Please don't say manana if you don't mean it,
I have heard your lines for so very long"
-Jimmy Buffett

I think everyone remembers the old Peanuts episodes, where Charlie Brown trys to kick the football. Lucy is always the holder and she always pulls it away at the last minute. Then, in the future, she promises once again to hold the ball, only to pull it away at the last moment. Unfortunately for Charlie Brown fans, he never gets to kick it.

When you see this as a child, you are sad, yet hopeful that he will one day kick it. As an adult, you look at it and say "why in the world would he ever believe that she is going to hold it?". It harkens the old line, "Fool me once, shame on you. Fool me twice...". I think you get the picture.

I almost fell off my chair this weekend when I read through Oracle's recent earnings call. The first thing that came to mind was the Jimmy Buffett song...the second thing that came to mind was the Peanuts. Let me share a sampling of quotes/headlines from the past 5 years:

Exhibit A
"I think the merger integration is complete. I'm not concerned with the development of PeopleSoft 9, J.D. Edwards 8.12 or Oracle 12," Ellison said Tuesday at a press conference to launch the newly merged company. "My biggest focus is on Project Fusion. That is where my focus will be for the next several years." - Larry Ellison

Exhibit B
"Ellison announced that the first Fusion applications would come out early in 2008, focusing on salesforce automation, with pre-built integration packs for Oracle’s E-Business Suite ERP."

Exhibit C
"Final comments by Ellison indicated that Version 1 of Fusion Applications will be released in 2010."

Exhibit D
"As I watched the live webcast of the Keynote tonight at the Oracle Openworld 2010, Larry finally announced the launch of Fusion Apps."

Exhibit E
"The other thing is Fusion is right around the corner, and our customers are seeing us to deliver this new technology. "-Larry Ellison

Now, let me give you the dates on each of these headlines/quotes:

Exhibit A - January 18, 2005
Exhibit B - November 14, 2007
Exhibit C - October 14, 2009
Exhibit D - September 19, 2010
Exhibit E - Last week (12/16 to be precise)
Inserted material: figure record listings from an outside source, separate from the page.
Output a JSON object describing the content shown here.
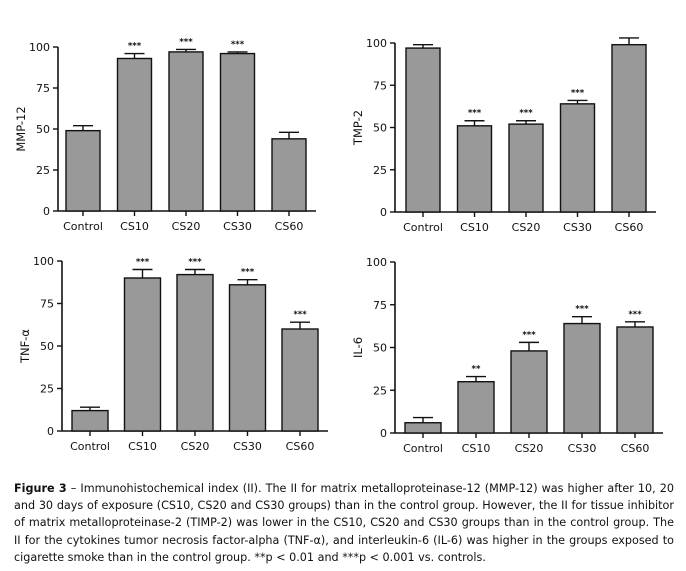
{
  "chart_data": [
    {
      "type": "bar",
      "ylabel": "MMP-12",
      "ylim": [
        0,
        100
      ],
      "yticks": [
        0,
        25,
        50,
        75,
        100
      ],
      "categories": [
        "Control",
        "CS10",
        "CS20",
        "CS30",
        "CS60"
      ],
      "values": [
        49,
        93,
        97,
        96,
        44
      ],
      "errors": [
        3,
        3,
        1.5,
        1,
        4
      ],
      "significance": [
        "",
        "***",
        "***",
        "***",
        ""
      ]
    },
    {
      "type": "bar",
      "ylabel": "TMP-2",
      "ylim": [
        0,
        100
      ],
      "yticks": [
        0,
        25,
        50,
        75,
        100
      ],
      "categories": [
        "Control",
        "CS10",
        "CS20",
        "CS30",
        "CS60"
      ],
      "values": [
        97,
        51,
        52,
        64,
        99
      ],
      "errors": [
        2,
        3,
        2,
        2,
        4
      ],
      "significance": [
        "",
        "***",
        "***",
        "***",
        ""
      ]
    },
    {
      "type": "bar",
      "ylabel": "TNF-α",
      "ylim": [
        0,
        100
      ],
      "yticks": [
        0,
        25,
        50,
        75,
        100
      ],
      "categories": [
        "Control",
        "CS10",
        "CS20",
        "CS30",
        "CS60"
      ],
      "values": [
        12,
        90,
        92,
        86,
        60
      ],
      "errors": [
        2,
        5,
        3,
        3,
        4
      ],
      "significance": [
        "",
        "***",
        "***",
        "***",
        "***"
      ]
    },
    {
      "type": "bar",
      "ylabel": "IL-6",
      "ylim": [
        0,
        100
      ],
      "yticks": [
        0,
        25,
        50,
        75,
        100
      ],
      "categories": [
        "Control",
        "CS10",
        "CS20",
        "CS30",
        "CS60"
      ],
      "values": [
        6,
        30,
        48,
        64,
        62
      ],
      "errors": [
        3,
        3,
        5,
        4,
        3
      ],
      "significance": [
        "",
        "**",
        "***",
        "***",
        "***"
      ]
    }
  ],
  "caption": {
    "label": "Figure 3",
    "text": " – Immunohistochemical index (II). The II for matrix metalloproteinase-12 (MMP-12) was higher after 10, 20 and 30 days of exposure (CS10, CS20 and CS30 groups) than in the control group. However, the II for tissue inhibitor of matrix metalloproteinase-2 (TIMP-2) was lower in the CS10, CS20 and CS30 groups than in the control group. The II for the cytokines tumor necrosis factor-alpha (TNF-α), and interleukin-6 (IL-6) was higher in the groups exposed to cigarette smoke than in the control group. **p < 0.01 and ***p < 0.001 vs. controls."
  },
  "colors": {
    "bar_fill": "#999999",
    "bar_stroke": "#111111",
    "axis": "#111111"
  }
}
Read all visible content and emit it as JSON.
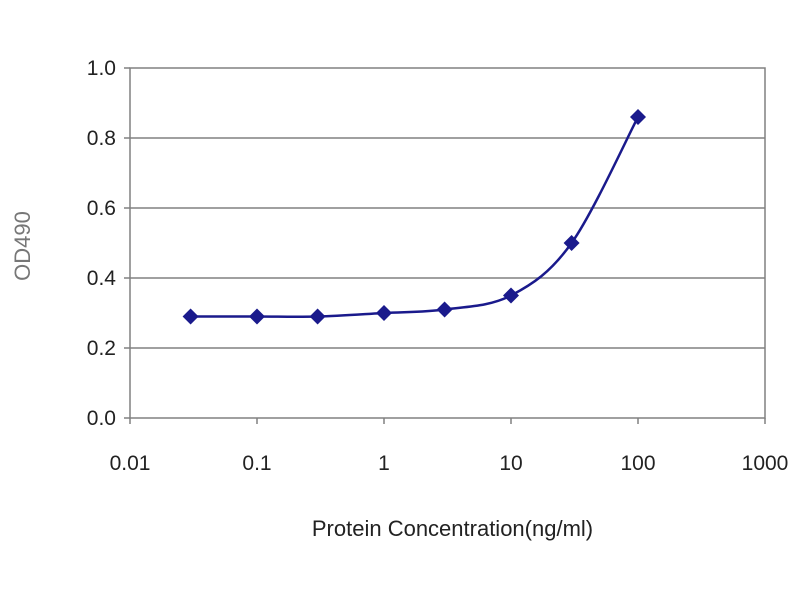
{
  "chart_data": {
    "type": "line",
    "xscale": "log",
    "xlabel": "Protein Concentration(ng/ml)",
    "ylabel": "OD490",
    "xlim": [
      0.01,
      1000
    ],
    "ylim": [
      0.0,
      1.0
    ],
    "x_ticks": [
      "0.01",
      "0.1",
      "1",
      "10",
      "100",
      "1000"
    ],
    "y_ticks": [
      "0.0",
      "0.2",
      "0.4",
      "0.6",
      "0.8",
      "1.0"
    ],
    "grid": true,
    "legend": "none",
    "series": [
      {
        "color": "#1a1a8c",
        "marker": "diamond",
        "x": [
          0.03,
          0.1,
          0.3,
          1,
          3,
          10,
          30,
          100
        ],
        "y": [
          0.29,
          0.29,
          0.29,
          0.3,
          0.31,
          0.35,
          0.5,
          0.86
        ]
      }
    ]
  }
}
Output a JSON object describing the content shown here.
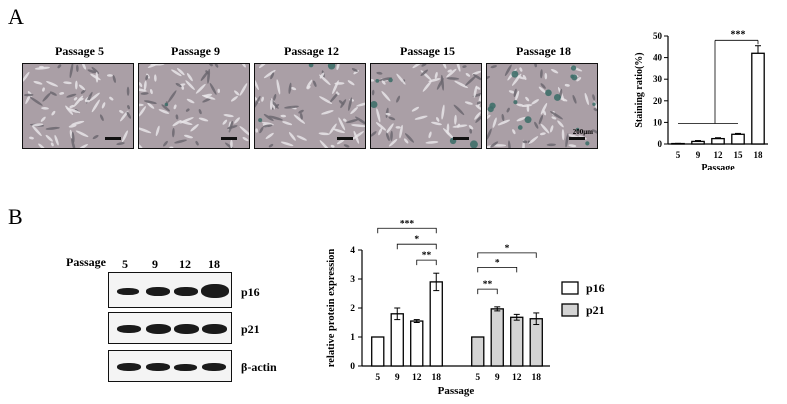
{
  "panel_a": {
    "letter": "A",
    "images": [
      {
        "label": "Passage 5",
        "scale_label": ""
      },
      {
        "label": "Passage 9",
        "scale_label": ""
      },
      {
        "label": "Passage 12",
        "scale_label": ""
      },
      {
        "label": "Passage 15",
        "scale_label": ""
      },
      {
        "label": "Passage 18",
        "scale_label": "200μm"
      }
    ]
  },
  "panel_b": {
    "letter": "B",
    "passage_header": "Passage",
    "lanes": [
      "5",
      "9",
      "12",
      "18"
    ],
    "blots": [
      "p16",
      "p21",
      "β-actin"
    ]
  },
  "chart_data": [
    {
      "type": "bar",
      "categories": [
        "5",
        "9",
        "12",
        "15",
        "18"
      ],
      "values": [
        0.2,
        1.2,
        2.5,
        4.5,
        42
      ],
      "errors": [
        0.1,
        0.4,
        0.4,
        0.4,
        3.5
      ],
      "xlabel": "Passage",
      "ylabel": "Staining ratio(%)",
      "ylim": [
        0,
        50
      ],
      "yticks": [
        0,
        10,
        20,
        30,
        40,
        50
      ],
      "significance": [
        {
          "label": "***"
        }
      ],
      "bar_color": "#ffffff",
      "grid": false
    },
    {
      "type": "bar",
      "categories": [
        "5",
        "9",
        "12",
        "18"
      ],
      "series": [
        {
          "name": "p16",
          "values": [
            1.0,
            1.8,
            1.55,
            2.9
          ],
          "errors": [
            0.0,
            0.2,
            0.05,
            0.3
          ],
          "color": "#ffffff"
        },
        {
          "name": "p21",
          "values": [
            1.0,
            1.97,
            1.68,
            1.63
          ],
          "errors": [
            0.0,
            0.07,
            0.1,
            0.2
          ],
          "color": "#d4d4d4"
        }
      ],
      "xlabel": "Passage",
      "ylabel": "relative protein expression",
      "ylim": [
        0,
        4
      ],
      "yticks": [
        0,
        1,
        2,
        3,
        4
      ],
      "significance": [
        {
          "series": "p16",
          "label": "***"
        },
        {
          "series": "p16",
          "label": "*"
        },
        {
          "series": "p16",
          "label": "**"
        },
        {
          "series": "p21",
          "label": "*"
        },
        {
          "series": "p21",
          "label": "*"
        },
        {
          "series": "p21",
          "label": "**"
        }
      ],
      "legend": "right",
      "grid": false
    }
  ]
}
Seriously, does Oracle think that we are all Charlie Brown?

How to think about clients

"Part of the reason the Oracle culture is so strong in the field is because we feel we own the accounts, own the customers," said Phillips.

Believe it or not, I am not making this quote up. He, Phillips, actually said this. The Phillips I am referring to is Charles Phillips, the President of Oracle Corporation. He actually believes, and it is obvious that he is proliferating this culture in his company, that clients want to be 'owned'. Perhaps I am naive, but I haven't met many clients that like to be 'owned' and treated as if they are someones 'property' to be exploited. On the other hand, you could credit Oracle with the fact that their 'we own our customers' philosophy has driven short-term results. Raising prices, exploiting ELA's, and aggressive contractual maneuvering are all things that you can do to drive results, when you believe that you 'own' your clients.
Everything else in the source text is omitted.